Parliamentary immunity 

Parliamentary immunity is not a Member’s personal privilege, but guarantees that a MEP can freely exercise his or her mandate and cannot be exposed to arbitrary, political persecution. As such it is a guarantee of the independence and integrity of Parliament as a whole.


Members of the European Parliament cannot be subject to any form of inquiry, detention or legal proceedings because of opinions expressed or votes cast in their capacity as MEP.


An MEP's immunity is twofold:

  • in the territory of his or her own member state, similar to the immunities accorded to members of their national parliament; and
  • in the territory of any other member state, immunity from any measure of detention and from legal proceedings. (Article 9 of Protocol n°7)

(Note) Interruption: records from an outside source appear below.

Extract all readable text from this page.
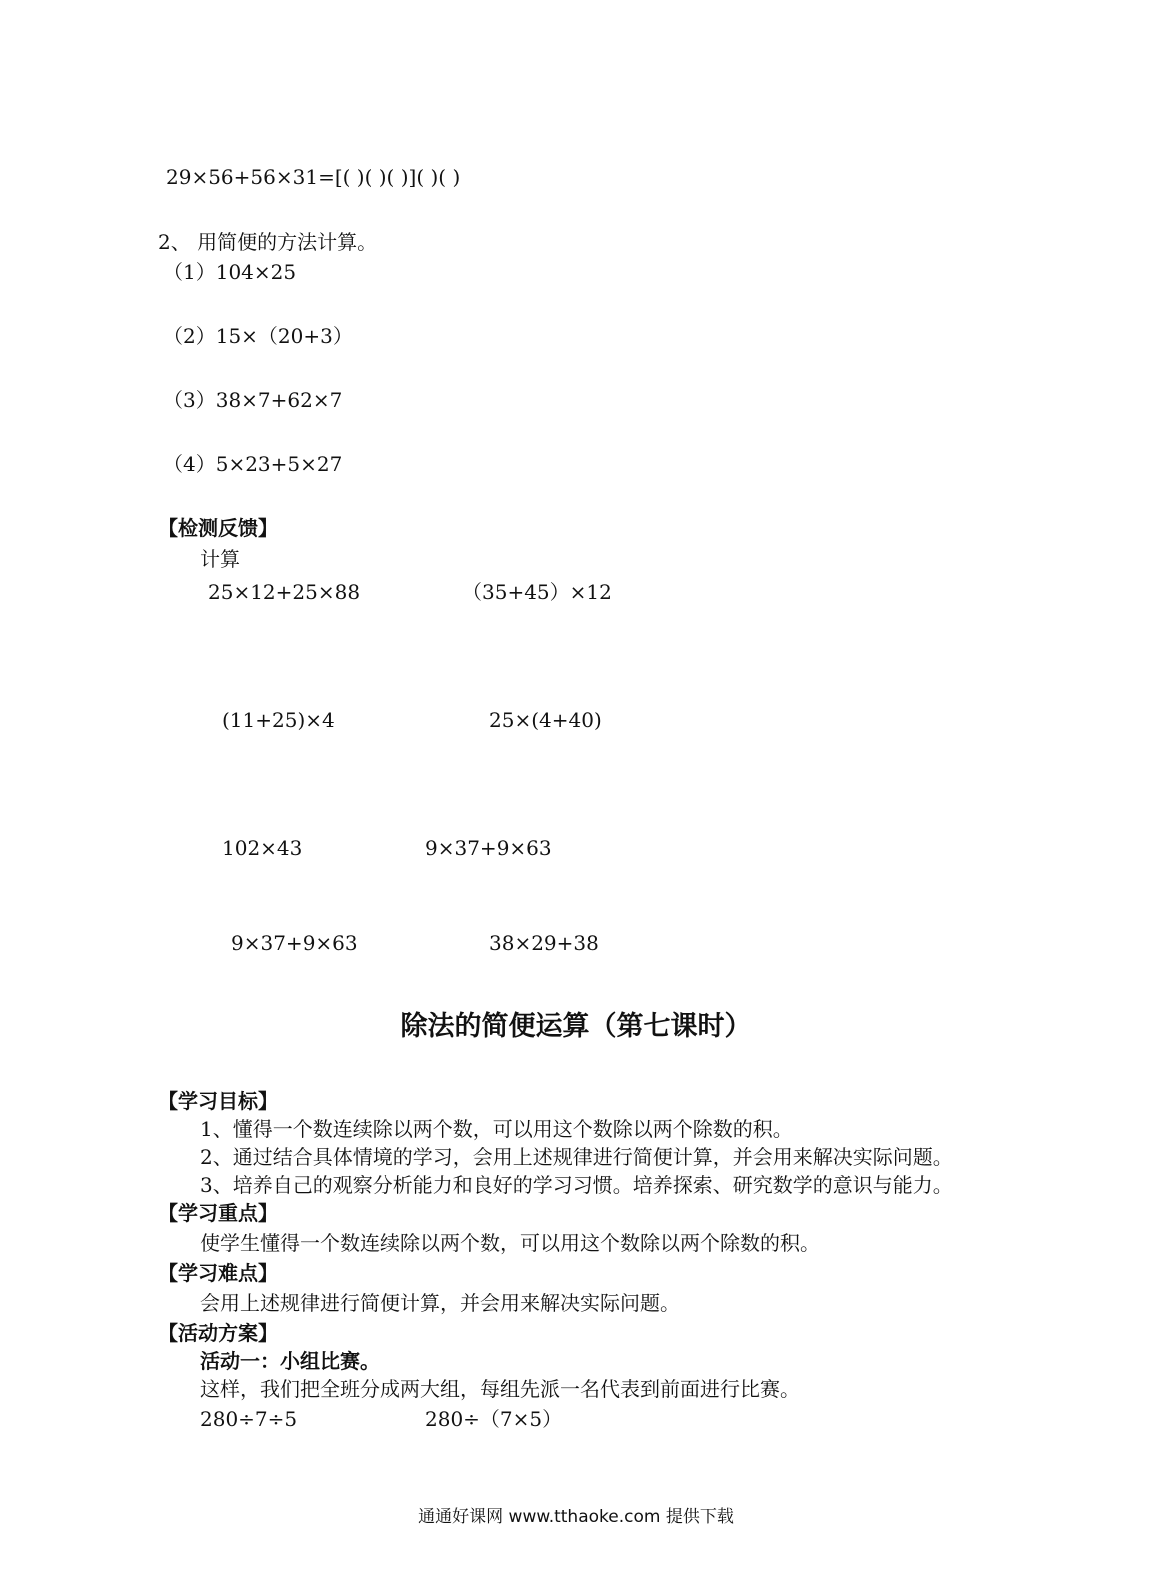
29×56+56×31=[( )( )( )]( )( )
2、 用简便的方法计算。
（1）104×25
（2）15×（20+3）
（3）38×7+62×7
（4）5×23+5×27
【检测反馈】
计算
25×12+25×88	（35+45）×12
(11+25)×4	25×(4+40)
102×43	9×37+9×63
9×37+9×63	38×29+38
除法的简便运算（第七课时）
【学习目标】
1、懂得一个数连续除以两个数，可以用这个数除以两个除数的积。
2、通过结合具体情境的学习，会用上述规律进行简便计算，并会用来解决实际问题。
3、培养自己的观察分析能力和良好的学习习惯。培养探索、研究数学的意识与能力。
【学习重点】
使学生懂得一个数连续除以两个数，可以用这个数除以两个除数的积。
【学习难点】
会用上述规律进行简便计算，并会用来解决实际问题。
【活动方案】
活动一：小组比赛。
这样，我们把全班分成两大组，每组先派一名代表到前面进行比赛。
280÷7÷5	280÷（7×5）
通通好课网 www.tthaoke.com 提供下载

Immunity does not apply when a MEP has or is suspected by the competent judicial authorities of having committed an offence.

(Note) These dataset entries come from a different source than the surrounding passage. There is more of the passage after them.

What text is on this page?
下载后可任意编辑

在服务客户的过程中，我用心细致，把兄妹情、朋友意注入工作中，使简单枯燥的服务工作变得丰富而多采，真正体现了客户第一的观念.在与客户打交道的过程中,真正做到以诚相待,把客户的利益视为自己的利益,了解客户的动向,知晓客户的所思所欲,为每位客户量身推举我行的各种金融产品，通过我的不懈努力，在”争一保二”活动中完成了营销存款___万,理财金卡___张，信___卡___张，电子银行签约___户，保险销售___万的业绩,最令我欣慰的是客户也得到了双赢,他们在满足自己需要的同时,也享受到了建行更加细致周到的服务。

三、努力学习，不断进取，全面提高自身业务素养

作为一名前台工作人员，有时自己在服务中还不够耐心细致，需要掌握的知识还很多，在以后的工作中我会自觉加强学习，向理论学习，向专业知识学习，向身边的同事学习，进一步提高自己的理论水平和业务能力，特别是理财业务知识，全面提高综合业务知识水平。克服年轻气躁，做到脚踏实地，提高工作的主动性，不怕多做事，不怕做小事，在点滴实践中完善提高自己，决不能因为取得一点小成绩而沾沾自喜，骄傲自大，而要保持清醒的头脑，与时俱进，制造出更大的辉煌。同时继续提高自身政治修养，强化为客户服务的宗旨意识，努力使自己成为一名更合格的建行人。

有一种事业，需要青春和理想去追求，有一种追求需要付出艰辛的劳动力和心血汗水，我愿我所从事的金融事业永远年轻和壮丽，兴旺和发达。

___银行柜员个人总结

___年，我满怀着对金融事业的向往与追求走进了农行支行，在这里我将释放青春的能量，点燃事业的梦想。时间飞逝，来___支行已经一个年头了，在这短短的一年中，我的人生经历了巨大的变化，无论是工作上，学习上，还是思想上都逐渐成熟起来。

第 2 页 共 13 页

How can the immunity be waived or defended?


Following a request by a competent national authority to the European Parliament that the immunity of a Member be waived (or a request by an MEP or former MEP that his/her immunity is defended), Parliament’s President will announce the request to the plenum and refer it to the parliamentary committee responsible, which is the Committee on Legal Affairs.


The committee may ask for any information or explanation which it deems necessary. The MEP concerned will be given an opportunity to be heard, and may present any documents or other written evidence.


The committee adopts, in camera, a recommendation to the whole Parliament to approve or reject the request, i.e. to lift or defend the immunity. At the plenary session following the committee decision, Parliament reaches a decision by a simple majority vote. Following the vote, the President will immediately communicate Parliament's decision to the MEP concerned and to the competent authority of the Member State concerned.


Does an MEP keep his/her seat even if his or her immunity is waived?

 

Yes. The mandate of an MEP is a national mandate and cannot be taken away by any other authority. Moreover, the lifting an MEP's immunity is not a "guilty" verdict. It merely enables the national judicial authorities to proceed to undertake an investigation or a trial. And as MEPs are elected under national electoral law, if an MEP is found guilty of a criminal offence, it is for the member state's authorities to decide whether his or her mandate therefore falls.